The posteromedial cortex (PMC) is a collective term for an anatomically heterogeneous area of the brain constituting a core node of the human default mode network (DMN), which is engaged during internally focused subjective cognition such as autobiographical memory.

Methods:

We explored the effects of causal perturbations of PMC with direct electric brain stimulation (EBS) during presurgical epilepsy monitoring with intracranial EEG electrodes.

Results:

Data were collected from 885 stimulations in 25 patients implanted with intracranial electrodes across the PMC. While EBS of regions immediately dorsal or ventral to the PMC reliably produced somatomotor or visual effects, respectively, we found no observable behavioral or subjectively reported effects when sites within the boundaries of PMC were electrically perturbed.
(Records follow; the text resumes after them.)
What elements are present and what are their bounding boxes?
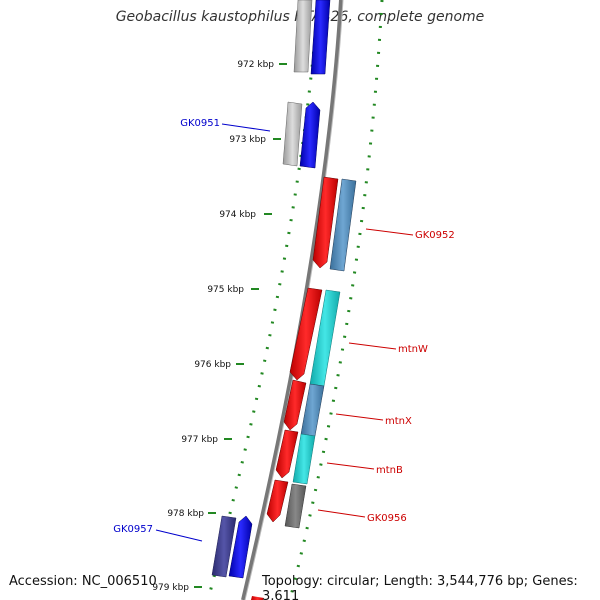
gene-GK0951-arrow[interactable] [299,101,321,169]
gene-GK0952-bar[interactable] [329,178,357,272]
tick-track [206,0,384,600]
gene-label-GK0957[interactable]: GK0957 [113,524,153,535]
genome-backbone-highlight [244,0,344,600]
tick-label-973: 973 kbp [229,135,266,145]
gene-label-mtnW[interactable]: mtnW [398,344,428,355]
reverse-strand [251,176,357,600]
gene-GK0956-bar[interactable] [284,483,307,529]
major-tick [264,213,272,215]
gene-mtnX-bar[interactable] [300,383,325,437]
tick-label-974: 974 kbp [219,210,256,220]
gene-label-mtnB[interactable]: mtnB [376,465,403,476]
tick-label-978: 978 kbp [167,509,204,519]
gene-arrow[interactable] [310,0,331,75]
gene-label-GK0956[interactable]: GK0956 [367,513,407,524]
leader-mtnX [335,413,384,421]
gene-mtnX-arrow[interactable] [283,379,307,431]
major-ticks [194,63,287,588]
tick-label-975: 975 kbp [207,285,244,295]
gene-shadow[interactable] [282,101,303,167]
major-tick [224,438,232,440]
scale-labels: 972 kbp 973 kbp 974 kbp 975 kbp 976 kbp … [152,60,274,593]
tick-label-976: 976 kbp [194,360,231,370]
tick-label-979: 979 kbp [152,583,189,593]
genome-summary-text: Topology: circular; Length: 3,544,776 bp… [262,574,578,600]
tick-label-972: 972 kbp [237,60,274,70]
major-tick [194,586,202,588]
label-leaders [155,123,414,542]
leader-mtnB [326,462,375,470]
gene-labels: GK0951 GK0957 GK0952 mtnW mtnX mtnB GK09… [113,118,455,535]
major-tick [251,288,259,290]
gene-arrow-partial[interactable] [251,596,264,600]
major-tick [273,138,281,140]
genome-backbone [241,0,343,600]
gene-mtnW-arrow[interactable] [289,287,323,381]
gene-shadow[interactable] [293,0,313,73]
forward-strand [211,0,331,579]
gene-mtnB-bar[interactable] [292,433,316,485]
leader-mtnW [348,342,397,350]
major-tick [208,512,216,514]
major-tick [279,63,287,65]
gene-label-mtnX[interactable]: mtnX [385,416,412,427]
gene-GK0957-arrow[interactable] [228,515,253,579]
leader-GK0951 [221,123,271,132]
major-tick [236,363,244,365]
accession-text: Accession: NC_006510 [9,574,157,589]
leader-GK0956 [317,509,366,518]
gene-GK0956-arrow[interactable] [266,479,289,523]
gene-mtnB-arrow[interactable] [275,429,299,479]
leader-GK0957 [155,529,203,542]
leader-GK0952 [365,228,414,236]
tick-label-977: 977 kbp [181,435,218,445]
right-dot-track [288,0,384,600]
gene-label-GK0952[interactable]: GK0952 [415,230,455,241]
gene-shadow-navy[interactable] [211,515,237,578]
gene-label-GK0951[interactable]: GK0951 [180,118,220,129]
gene-GK0952-arrow[interactable] [312,176,339,269]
In each patient, null effects of PMC stimulation were observed for sites in which intracranial recordings had clearly demonstrated electrophysiologic responses during autobiographical recall.

Conclusions:

Direct electric modulation of the human PMC produced null effects when standard functional mapping methods were used. More sophisticated stimulation paradigms (e.g., EBS during experimental cognitive tests) will be required for testing the causal contribution of PMC to human cognition and subjective experience. Nonetheless, our findings suggest that some extant theories of PMC and DMN contribution to human awareness and subjective conscious states require cautious re-examination.